Grapefruit is an ideal fruit for a weight-loss diet and is low in calories, has large amounts of water and has a certain compound or mechanism that can help control your insulin levels. Before you add grapefruit to your diet or begin any new weight loss diets, it is important for you to also understand how losing weight works.
Low in Calories
One of the primary reasons grapefruit is a good weight loss fruit is because it is so low in calories but also has vitamins and minerals that your body needs. The American Council on Exercise notes that a medium grapefruit has only 40 calories, with a larger grapefruit being closer to 60 calories. Jonny Bowden, Ph.D, in his book, “The 150 Healthiest Foods on Earth,” explains that grapefruit is also a smart choice for dieting because it is a good low-calorie source of vitamin C and potassium. He also notes that it has moderate amounts of calcium, magnesium and phytosterols. Red and pink grapefruit are also a good source of vitamin A. White grapefruit is not as high in these vitamins and minerals.

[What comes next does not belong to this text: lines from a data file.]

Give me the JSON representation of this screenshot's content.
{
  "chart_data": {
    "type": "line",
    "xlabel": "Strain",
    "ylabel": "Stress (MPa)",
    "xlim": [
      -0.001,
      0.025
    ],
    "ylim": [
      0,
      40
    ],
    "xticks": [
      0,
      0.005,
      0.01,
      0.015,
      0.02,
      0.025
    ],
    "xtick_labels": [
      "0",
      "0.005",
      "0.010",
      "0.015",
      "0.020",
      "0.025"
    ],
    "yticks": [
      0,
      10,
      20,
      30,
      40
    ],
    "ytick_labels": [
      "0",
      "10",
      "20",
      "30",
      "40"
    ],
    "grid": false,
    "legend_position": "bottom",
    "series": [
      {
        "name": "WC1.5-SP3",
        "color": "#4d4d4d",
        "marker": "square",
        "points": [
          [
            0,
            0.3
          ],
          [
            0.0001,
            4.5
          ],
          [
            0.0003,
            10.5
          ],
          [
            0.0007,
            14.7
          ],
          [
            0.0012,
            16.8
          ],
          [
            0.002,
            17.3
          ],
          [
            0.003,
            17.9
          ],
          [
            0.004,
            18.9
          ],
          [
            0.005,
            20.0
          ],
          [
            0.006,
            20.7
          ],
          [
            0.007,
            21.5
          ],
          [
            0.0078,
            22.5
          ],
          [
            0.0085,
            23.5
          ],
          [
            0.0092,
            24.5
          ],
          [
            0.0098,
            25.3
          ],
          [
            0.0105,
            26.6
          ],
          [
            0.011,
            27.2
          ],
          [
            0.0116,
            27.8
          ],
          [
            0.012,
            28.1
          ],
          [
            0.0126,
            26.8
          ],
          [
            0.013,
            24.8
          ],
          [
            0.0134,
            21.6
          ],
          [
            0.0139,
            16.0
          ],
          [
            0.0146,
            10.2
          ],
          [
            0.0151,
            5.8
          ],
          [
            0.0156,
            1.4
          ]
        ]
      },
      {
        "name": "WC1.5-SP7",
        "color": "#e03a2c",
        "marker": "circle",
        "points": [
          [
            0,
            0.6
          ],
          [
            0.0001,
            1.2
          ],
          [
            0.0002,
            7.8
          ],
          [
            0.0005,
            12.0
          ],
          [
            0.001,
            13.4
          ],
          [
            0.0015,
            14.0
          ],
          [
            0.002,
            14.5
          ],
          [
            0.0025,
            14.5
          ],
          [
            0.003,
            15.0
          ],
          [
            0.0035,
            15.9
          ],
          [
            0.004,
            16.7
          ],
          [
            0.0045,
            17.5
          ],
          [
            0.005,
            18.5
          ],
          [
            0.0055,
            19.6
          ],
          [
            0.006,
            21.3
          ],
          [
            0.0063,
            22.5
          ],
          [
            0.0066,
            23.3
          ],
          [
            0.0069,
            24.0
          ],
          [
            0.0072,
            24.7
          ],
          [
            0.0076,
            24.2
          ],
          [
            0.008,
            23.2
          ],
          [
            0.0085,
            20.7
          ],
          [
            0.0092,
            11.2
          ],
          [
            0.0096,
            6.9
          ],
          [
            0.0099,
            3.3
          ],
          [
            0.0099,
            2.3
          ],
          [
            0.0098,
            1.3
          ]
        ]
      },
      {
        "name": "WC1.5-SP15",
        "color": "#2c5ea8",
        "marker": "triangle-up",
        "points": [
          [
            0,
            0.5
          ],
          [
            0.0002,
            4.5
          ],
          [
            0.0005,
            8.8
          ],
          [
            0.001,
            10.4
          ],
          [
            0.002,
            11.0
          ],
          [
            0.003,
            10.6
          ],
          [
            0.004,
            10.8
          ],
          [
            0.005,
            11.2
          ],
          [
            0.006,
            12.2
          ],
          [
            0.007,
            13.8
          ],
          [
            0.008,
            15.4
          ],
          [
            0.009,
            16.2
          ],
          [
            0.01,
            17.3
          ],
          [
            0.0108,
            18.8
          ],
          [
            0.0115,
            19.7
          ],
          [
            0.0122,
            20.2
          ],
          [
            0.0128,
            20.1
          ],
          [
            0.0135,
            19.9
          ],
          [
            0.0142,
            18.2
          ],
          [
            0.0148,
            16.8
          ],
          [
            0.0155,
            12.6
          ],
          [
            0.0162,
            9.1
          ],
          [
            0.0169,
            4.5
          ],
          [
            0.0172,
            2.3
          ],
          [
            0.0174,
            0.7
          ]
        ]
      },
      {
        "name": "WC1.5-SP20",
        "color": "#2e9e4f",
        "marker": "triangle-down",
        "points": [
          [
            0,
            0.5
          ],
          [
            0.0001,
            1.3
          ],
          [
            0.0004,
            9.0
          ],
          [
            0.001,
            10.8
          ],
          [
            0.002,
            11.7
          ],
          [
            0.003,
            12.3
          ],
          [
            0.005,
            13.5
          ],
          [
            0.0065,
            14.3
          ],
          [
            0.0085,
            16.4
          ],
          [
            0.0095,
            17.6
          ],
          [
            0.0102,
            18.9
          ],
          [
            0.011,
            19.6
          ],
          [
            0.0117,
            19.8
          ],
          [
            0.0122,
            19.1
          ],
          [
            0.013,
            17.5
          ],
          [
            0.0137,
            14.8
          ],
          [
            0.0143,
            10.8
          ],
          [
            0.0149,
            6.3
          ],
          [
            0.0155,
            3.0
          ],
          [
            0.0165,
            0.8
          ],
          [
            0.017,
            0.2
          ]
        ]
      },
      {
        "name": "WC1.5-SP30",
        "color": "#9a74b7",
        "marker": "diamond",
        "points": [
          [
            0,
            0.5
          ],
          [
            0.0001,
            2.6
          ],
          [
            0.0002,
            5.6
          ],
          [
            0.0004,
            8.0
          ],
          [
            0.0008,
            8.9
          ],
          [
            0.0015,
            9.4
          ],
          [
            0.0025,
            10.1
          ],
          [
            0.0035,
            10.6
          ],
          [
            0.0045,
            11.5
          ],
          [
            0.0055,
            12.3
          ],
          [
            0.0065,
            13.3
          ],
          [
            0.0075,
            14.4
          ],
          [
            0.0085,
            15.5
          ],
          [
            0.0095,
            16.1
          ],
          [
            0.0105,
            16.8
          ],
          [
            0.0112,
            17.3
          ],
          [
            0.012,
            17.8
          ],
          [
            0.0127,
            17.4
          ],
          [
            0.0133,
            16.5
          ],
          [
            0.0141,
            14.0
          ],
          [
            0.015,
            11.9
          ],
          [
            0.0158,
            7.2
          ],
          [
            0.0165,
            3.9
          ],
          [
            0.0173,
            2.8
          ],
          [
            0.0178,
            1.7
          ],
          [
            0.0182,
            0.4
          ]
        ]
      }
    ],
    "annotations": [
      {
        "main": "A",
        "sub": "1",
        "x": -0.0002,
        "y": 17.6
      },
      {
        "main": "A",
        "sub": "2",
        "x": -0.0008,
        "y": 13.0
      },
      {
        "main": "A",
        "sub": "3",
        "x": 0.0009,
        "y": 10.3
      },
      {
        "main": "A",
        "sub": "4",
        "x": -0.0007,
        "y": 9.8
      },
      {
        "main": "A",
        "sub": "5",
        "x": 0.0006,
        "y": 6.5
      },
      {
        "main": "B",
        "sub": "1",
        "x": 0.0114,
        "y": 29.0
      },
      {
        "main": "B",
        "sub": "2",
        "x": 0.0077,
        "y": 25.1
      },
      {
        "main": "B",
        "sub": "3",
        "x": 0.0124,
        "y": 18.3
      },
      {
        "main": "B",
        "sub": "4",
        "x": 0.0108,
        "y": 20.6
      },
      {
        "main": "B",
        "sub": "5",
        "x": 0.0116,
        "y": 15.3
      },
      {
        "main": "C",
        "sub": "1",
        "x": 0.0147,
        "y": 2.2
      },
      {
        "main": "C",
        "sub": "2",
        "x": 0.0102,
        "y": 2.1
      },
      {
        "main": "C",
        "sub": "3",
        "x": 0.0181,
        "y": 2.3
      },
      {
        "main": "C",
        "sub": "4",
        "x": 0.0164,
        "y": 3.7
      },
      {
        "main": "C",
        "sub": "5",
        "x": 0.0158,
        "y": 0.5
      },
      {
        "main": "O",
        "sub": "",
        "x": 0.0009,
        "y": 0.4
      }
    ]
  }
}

Bowden states that fruits such as grapefruit are “high-volume foods.” He explains that a high-volume food has a relatively large amount of air, fiber and water and a relatively low number of calories. High-volume foods, such as grapefruit, work well on a weight-loss diet because they will fill you up and suppress your appetite without significantly increasing calories. A medium grapefruit has a little over 2 g of fiber, but has sizable amounts of water.
While many different foods are low in calories and high in overall volume, grapefruit may be a particularly smart choice for your weight-loss diet according to researchers at Scripps Clinic, Bowden and the American Council on Exercise. In a study published in the Spring 2006 “Journal of Medicinal Foods,” Scripps’ Clinic researchers found grapefruit had a unique mechanism or compound that can increase your insulin resistance. Ideally, as a dieter, you want to keep your blood sugar as stable as possible to prevent your body from releasing insulin. Insulin release can promote fat storage. The more resistance you have to insulin, the better. The researchers admit that they do not quite understand how grapefruit improves your insulin sensitivity, but they suggest that you add grapefruit to your diet.
It is important for you to understand that simply eating grapefruit will not “make” you lose weight. Food does not burn fat; weight loss is a product of your overall diet and lifestyle. In short, to lose weight, you need to consume fewer calories than you burn. This is called a caloric deficiency. As the Centers for Disease Control and Prevention explains, a caloric deficiency is most healthfully created by substituting low-calorie foods, such as grapefruit, for high-calorie foods that are rich in saturated fat or sugar.